North Carolina governor’s latest moves alienate Latino and LGBT communities


By Arturo Garcia/Raw Story
Members of both the LGBT and Latino communities in North Carolina were taken aback by recent decisions by Gov. Pat McCrory’s (R) that are seemingly hostile to them.
McClatchy Newspapers reported on Friday that McCrory shuttered the state office for Latino affairs, saying through a spokesperson that his administration would rely on an advisory council to handle issues related to the state’s Latino population.
“We are committed to serving the needs of all of North Carolina’s citizens,” spokesperson Thomas Stith said. “We don’t segment our constituents by race or cultural background any more than we separate them by age or gender.”
McCrory shuttering the office comes on the heels of his recent attempt to brand drivers licenses for undocumented immigrants with a pink stripe and the phrase “NO LEGAL STATUS,” which immigration advocates took as a sign McCrory wanted to perpetuate a stigma against immigrants, even those participating in the government’s Deferred Action For Childhood Arrivals program, which grants qualified immigrants two-year work visas.
Latino advocates pointed out that McCrory closed the office at a time when the Republican party has expressed more interest in reaching out to Latino communities.
“To close the office of Hispanic affairs only goes to confirm what many people suspect in our state,” said Jess George, executive director of the Charlotte-based Latin American Coalition.“Which is that, despite movement with the Republican Party at the national level towards more bipartisan solutions around comprehensive immigration reform, North Carolina conservatives don’t seem to have gotten the same memo.”
According to The Huffington Post, McCrory also nominated attorney A. L. “Buddy” Collins, who has a record of opposing legislation that would protect LGBT students from bullying, to the state board of education.
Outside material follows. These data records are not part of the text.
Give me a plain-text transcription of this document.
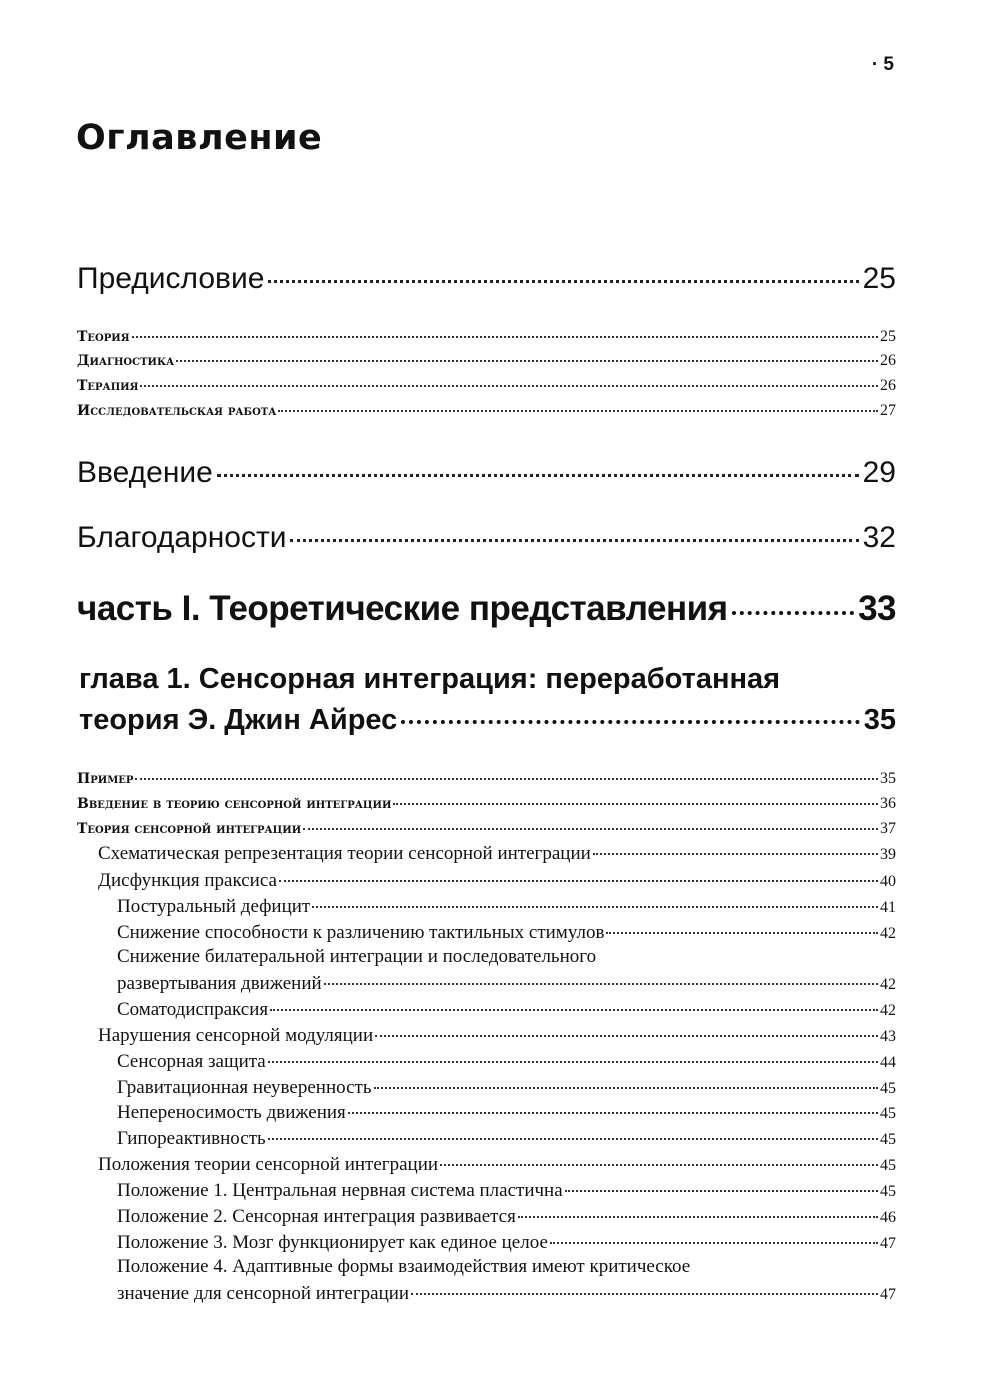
· 5
Оглавление
Предисловие	25
Теория	25
Диагностика	26
Терапия	26
Исследовательская работа	27
Введение	29
Благодарности	32
часть I. Теоретические представления	33
глава 1. Сенсорная интеграция: переработанная
теория Э. Джин Айрес	35
Пример	35
Введение в теорию сенсорной интеграции	36
Теория сенсорной интеграции	37
Схематическая репрезентация теории сенсорной интеграции	39
Дисфункция праксиса	40
Постуральный дефицит	41
Снижение способности к различению тактильных стимулов	42
Снижение билатеральной интеграции и последовательного
развертывания движений	42
Соматодиспраксия	42
Нарушения сенсорной модуляции	43
Сенсорная защита	44
Гравитационная неуверенность	45
Непереносимость движения	45
Гипореактивность	45
Положения теории сенсорной интеграции	45
Положение 1. Центральная нервная система пластична	45
Положение 2. Сенсорная интеграция развивается	46
Положение 3. Мозг функционирует как единое целое	47
Положение 4. Адаптивные формы взаимодействия имеют критическое
значение для сенсорной интеграции	47
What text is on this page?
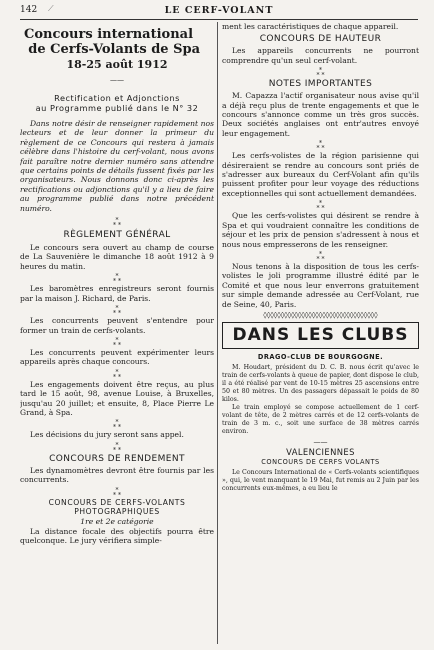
142 ⟋	LE CERF-VOLANT

Concours international

de Cerfs-Volants de Spa

18-25 août 1912

——

Rectification et Adjonctions

au Programme publié dans le N° 32

Dans notre désir de renseigner rapidement nos lecteurs et de leur donner la primeur du règlement de ce Concours qui restera à jamais célèbre dans l'histoire du cerf-volant, nous avons fait paraître notre dernier numéro sans attendre que certains points de détails fussent fixés par les organisateurs. Nous donnons donc ci-après les rectifications ou adjonctions qu'il y a lieu de faire au programme publié dans notre précédent numéro.

*
* *

RÈGLEMENT GÉNÉRAL

Le concours sera ouvert au champ de course de La Sauvenière le dimanche 18 août 1912 à 9 heures du matin.

*
* *

Les baromètres enregistreurs seront fournis par la maison J. Richard, de Paris.

*
* *

Les concurrents peuvent s'entendre pour former un train de cerfs-volants.

*
* *

Les concurrents peuvent expérimenter leurs appareils après chaque concours.

*
* *

Les engagements doivent être reçus, au plus tard le 15 août, 98, avenue Louise, à Bruxelles, jusqu'au 20 juillet; et ensuite, 8, Place Pierre Le Grand, à Spa.

*
* *

Les décisions du jury seront sans appel.

*
* *

CONCOURS DE RENDEMENT

Les dynamomètres devront être fournis par les concurrents.

*
* *

CONCOURS DE CERFS-VOLANTS

PHOTOGRAPHIQUES

1re et 2e catégorie

La distance focale des objectifs pourra être quelconque. Le jury vérifiera simple-

ment les caractéristiques de chaque appareil.

CONCOURS DE HAUTEUR

Les appareils concurrents ne pourront comprendre qu'un seul cerf-volant.

*
* *

NOTES IMPORTANTES

M. Capazza l'actif organisateur nous avise qu'il a déjà reçu plus de trente engagements et que le concours s'annonce comme un très gros succès. Deux sociétés anglaises ont entr'autres envoyé leur engagement.

*
* *

Les cerfs-volistes de la région parisienne qui désireraient se rendre au concours sont priés de s'adresser aux bureaux du Cerf-Volant afin qu'ils puissent profiter pour leur voyage des réductions exceptionnelles qui sont actuellement demandées.

*
* *

Que les cerfs-volistes qui désirent se rendre à Spa et qui voudraient connaître les conditions de séjour et les prix de pension s'adressent à nous et nous nous empresserons de les renseigner.

*
* *

Nous tenons à la disposition de tous les cerfs-volistes le joli programme illustré édité par le Comité et que nous leur enverrons gratuitement sur simple demande adressée au Cerf-Volant, rue de Seine, 40, Paris.

◊◊◊◊◊◊◊◊◊◊◊◊◊◊◊◊◊◊◊◊◊◊◊◊◊◊◊◊◊◊◊◊◊

DANS LES CLUBS

DRAGO-CLUB DE BOURGOGNE.

M. Houdart, président du D. C. B. nous écrit qu'avec le train de cerfs-volants à queue de papier, dont dispose le club, il a été réalisé par vent de 10-15 mètres 25 ascensions entre 50 et 80 mètres. Un des passagers dépassait le poids de 80 kilos.

Le train employé se compose actuellement de 1 cerf-volant de tête, de 2 mètres carrés et de 12 cerfs-volants de train de 3 m. c., soit une surface de 38 mètres carrés environ.

——

VALENCIENNES

CONCOURS DE CERFS VOLANTS

Le Concours International de « Cerfs-volants scientifiques », qui, le vent manquant le 19 Mai, fut remis au 2 Juin par les concurrents eux-mêmes, a eu lieu le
Collins is currently a member of the board of education for Winston-Salem/Forsyth County.
“Buddy Collins has always been a retrograde voice, inimical to the interests of youth, on the school board,” said Eliza Byard, executive director of the Gay, Lesbian and Straight Education Network (GLSEN).
In February 2002, Collins opposed efforts by GLSEN to have sexual orientation be covered under the county board’s non-discrimination policy.
“I think it has everything to do with whether people who are gay and lesbian have some sort of special right that everybody else doesn’t,” Collins said at the time. “This request could have been made by people with overweight children or kids with glasses or any other thing that children pick on other children for.”
In an April 2002 column for the Winston-Salem Journal, the Post reported, Collins also accused GLSEN of using public schools “as a place to seek acceptance of its sexual practices” and of using public workshops to expose children to “dangerous homosexual sex acts.”
Collins must still be approved by the state’s Republican-dominated General Assembly.